L’ARTISANAT COMME OBJET SOCIOLOGIQUE
Relativement à l’immense tradition de la sociologie du travail dans l’industrie ou les services, les enquêtes ayant pour objet l’artisanat ou certains de ses « métiers » sont finalement assez peu nombreuses en France. Cette situation est probablement à mettre en rapport d’une part avec la caricature habituelle de l’artisan poujadiste qui a vraisemblablement contribué à écarter les chercheurs de cette population, et d’autre part avec le difficile développement de la « sociologie des professions » de tradition anglo-saxonne dans notre pays.
Peu nombreuses après une courte période féconde au tournant des années 1970-1980, les enquêtes contemporaines concernant l’artisanat et relevant de la sociologie qualitative ou d’une démarche anthropologique forment un corpus plutôt famélique. On peut évoquer les travaux d’A. Monjaret (Monjaret, 1998), à propos des modistes et ceux d’O. Schwint (Schwint, 2002), sur des menuisers-ébénistes vosgiens, mais ces ethnographies concernent deux cas d’artisanat manufacturier, l’atelier y étant largement vu comme un envers symbolique de l’usine, presque un « paradis perdu » au regard du mode de production industriel. Pour ce qui est de l’analyse plus globale de l’artisanat comme objet sociologique, des travaux désormais classiques, notamment ceux de C. Jaeger (Jaeger, 1984) et de B. Zarca (Zarca, 1979, 1986 et 1987) ont surtout alimenté mes premières investigations.

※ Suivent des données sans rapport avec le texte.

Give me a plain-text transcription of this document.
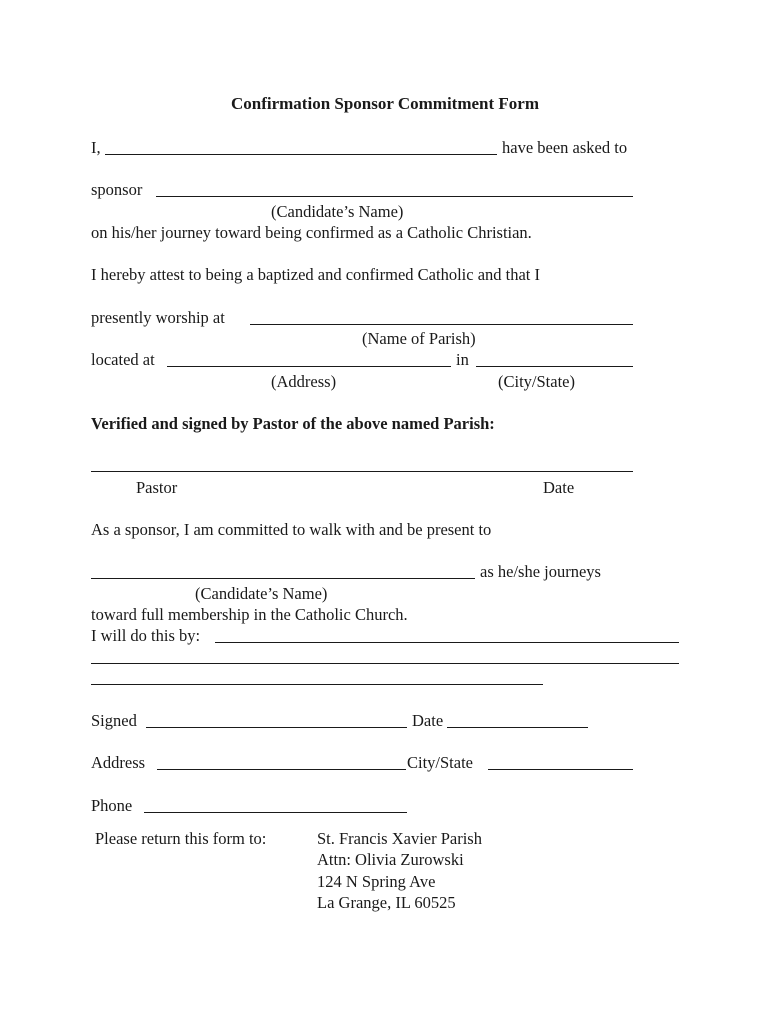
Confirmation Sponsor Commitment Form
I,	have been asked to
sponsor
(Candidate’s Name)
on his/her journey toward being confirmed as a Catholic Christian.
I hereby attest to being a baptized and confirmed Catholic and that I
presently worship at
(Name of Parish)
located at	in
(Address)	(City/State)
Verified and signed by Pastor of the above named Parish:
Pastor	Date
As a sponsor, I am committed to walk with and be present to
as he/she journeys
(Candidate’s Name)
toward full membership in the Catholic Church.
I will do this by:
Signed	Date
Address	City/State
Phone
Please return this form to:	St. Francis Xavier Parish
Attn: Olivia Zurowski
124 N Spring Ave
La Grange, IL 60525
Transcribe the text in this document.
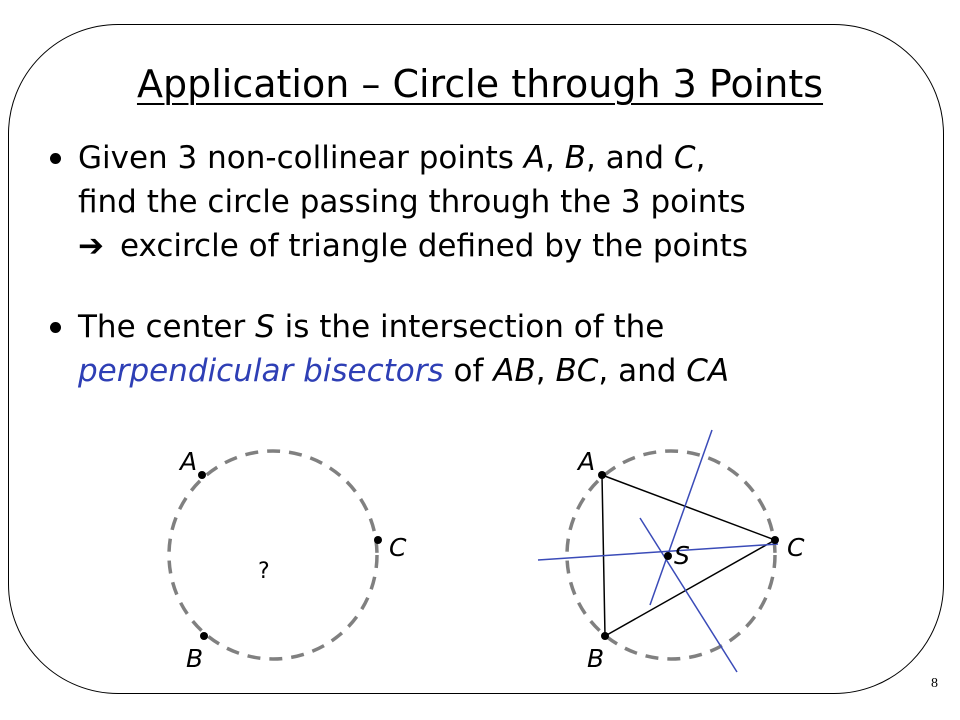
Application – Circle through 3 Points
Given 3 non-collinear points A, B, and C,
find the circle passing through the 3 points
➔ excircle of triangle defined by the points
The center S is the intersection of the
perpendicular bisectors of AB, BC, and CA
A
C
B
?
A
C
B
S
8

Il y a presque trente ans, Zarca identifiait les deux « dimensions principales » de l’artisanat (Zarca, 1979) : a.) Capital économique : valeur du capital fixe productif de l’entreprise, outils de travail, salariés. b.) Capital spécifique : technique, habileté mais aussi « culture du métier » que l’on trouvera chez les héritiers (rationalité professionnelle) et plus encore les compagnons (la proximité plus ou moins grande avec le monde du compagnonnage assurant un bénéfice considérable dans toutes les formes du capital spécifique).
Toutefois, une autre forme de capital culturel, entendu cette fois au sens général, non-spécifique, scolaire et légitime, entre à présent dans le jeu avec l’inflexion du contexte local, du recrutement social des artisans et du régime d’action dans lesquels ils s’inscrivent. Ainsi, sur les terrains que j’arpente, le niveau de langue, la « tenue » (au sens goffmanien) ou l’hexis corporelle sont parfois loin du modèle « traditionnel », et participent d’une capacité à « se vendre », élément de la plus haute importance dans le travail indépendant en marché ouvert (Perrenoud, 2007a), probablement plus que ne l’ont mesuré les études existantes sur l’artisanat.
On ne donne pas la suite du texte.